Pela primeira vez desde que reassumiu o poder no Afeganistão em 2021, o governo do Taleban participará da Conferência das Nações Unidas sobre mudanças climáticas, a COP29, que terá início na próxima semana em Baku, capital do Azerbaijão. A informação foi divulgada pelo Ministério das Relações Exteriores do país no domingo (10) e reproduzida pela agência Reuters.
O evento será uma das reuniões multilaterais de maior destaque com representantes do governo talibã desde que retomou o controle de Cabul após duas décadas de conflito contra forças apoiadas pela Otan (Organização do Tratado do Atlântico Norte).
Apesar da participação, o Afeganistão não possui representação formal na Assembleia Geral da ONU, e o Taleban não é reconhecido oficialmente pelos Estados-Membros da organização. Esse não reconhecimento é impulsionado pelas restrições que o grupo impôs sobre a educação e a liberdade de movimento das mulheres.
De acordo com o porta-voz do Ministério das Relações Exteriores afegão, Abdul Qahar Balkhi, membros da Agência Nacional de Proteção Ambiental do Afeganistão já estão no Azerbaijão para o evento. Desde o retorno ao poder, o Taleban incorporou essa agência ao seu governo.
Embora autoridades do Taleban tenham participado de reuniões da ONU em Doha e de fóruns regionais na China e na Ásia Central, a COP vinha adiando, desde 2021, a inclusão do Afeganistão em debates formais. Assim, organizações afegãs também enfrentam dificuldades para se integrar às negociações climáticas internacionais.

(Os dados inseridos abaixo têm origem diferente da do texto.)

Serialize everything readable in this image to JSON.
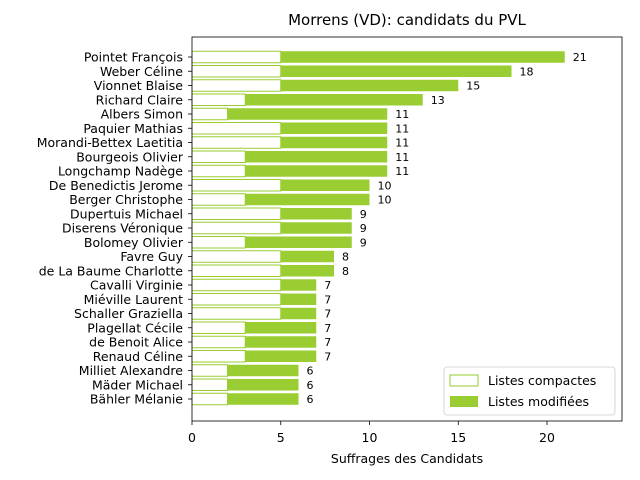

Convidados como observadores, os representantes do Taleban terão a oportunidade de participar de discussões periféricas e realizar reuniões bilaterais, mas não podem obter credenciais para participar plenamente como outros Estados-Membros.
A situação climática no Afeganistão é crítica, com o país enfrentando severas inundações e uma das piores secas das últimas décadas, o que afeta gravemente os agricultores de subsistência e agrava a insegurança alimentar. Defensores argumentam que o isolamento internacional do Taleban afeta a população afegã, exacerbando suas necessidades humanitárias.
O isolamento afegão
Questões de direitos humanos representam o maior obstáculo à reinserção do Afeganistão na comunidade internacional. Sobretudo a repressão imposta às mulheres, que é classificada por muitos países e entidades humanitárias como apartheid de gênero.
As restrições às afegãs incluem a proibição de estudar, trabalhar e sair de casa sem a presença de um homem. Isso resulta na perda de emprego para muitas mulheres no país, contribuindo assim para o empobrecimento da população em geral.
A situação tornou-se ainda mais difícil nos últimos meses, após a imposição de um pacote de regras anunciado em agosto que proíbe uma série de atividades, incluindo o uso de transporte público, a execução de música e a realização de celebrações.
Entre as rígidas regras impostas, o artigo 13 exige que as mulheres cubram todo o corpo, incluindo o rosto, em público para evitar “tentação”. Elas não podem usar roupas que sejam transparentes, apertadas ou curtas. Além disso, devem se cobrir completamente, mesmo na frente de pessoas que não sejam muçulmanas, para prevenir “corrupção”.
As novas leis consideram até a voz da mulher algo “íntimo demais” para ser ouvido em espaços públicos, o que na prática as proíbe de cantar, declamar ou ler em voz alta. Elas também estão proibidas de olhar para homens que não sejam seus familiares próximos, assim como os homens não podem olhar para mulheres que não sejam suas parentes.
O documento, com 114 páginas e 35 artigos, é a primeira declaração oficial de leis sobre vícios e virtudes desde que o Taleban retornou ao poder em 2021, representando um passo importante na institucionalização de sua interpretação da lei islâmica.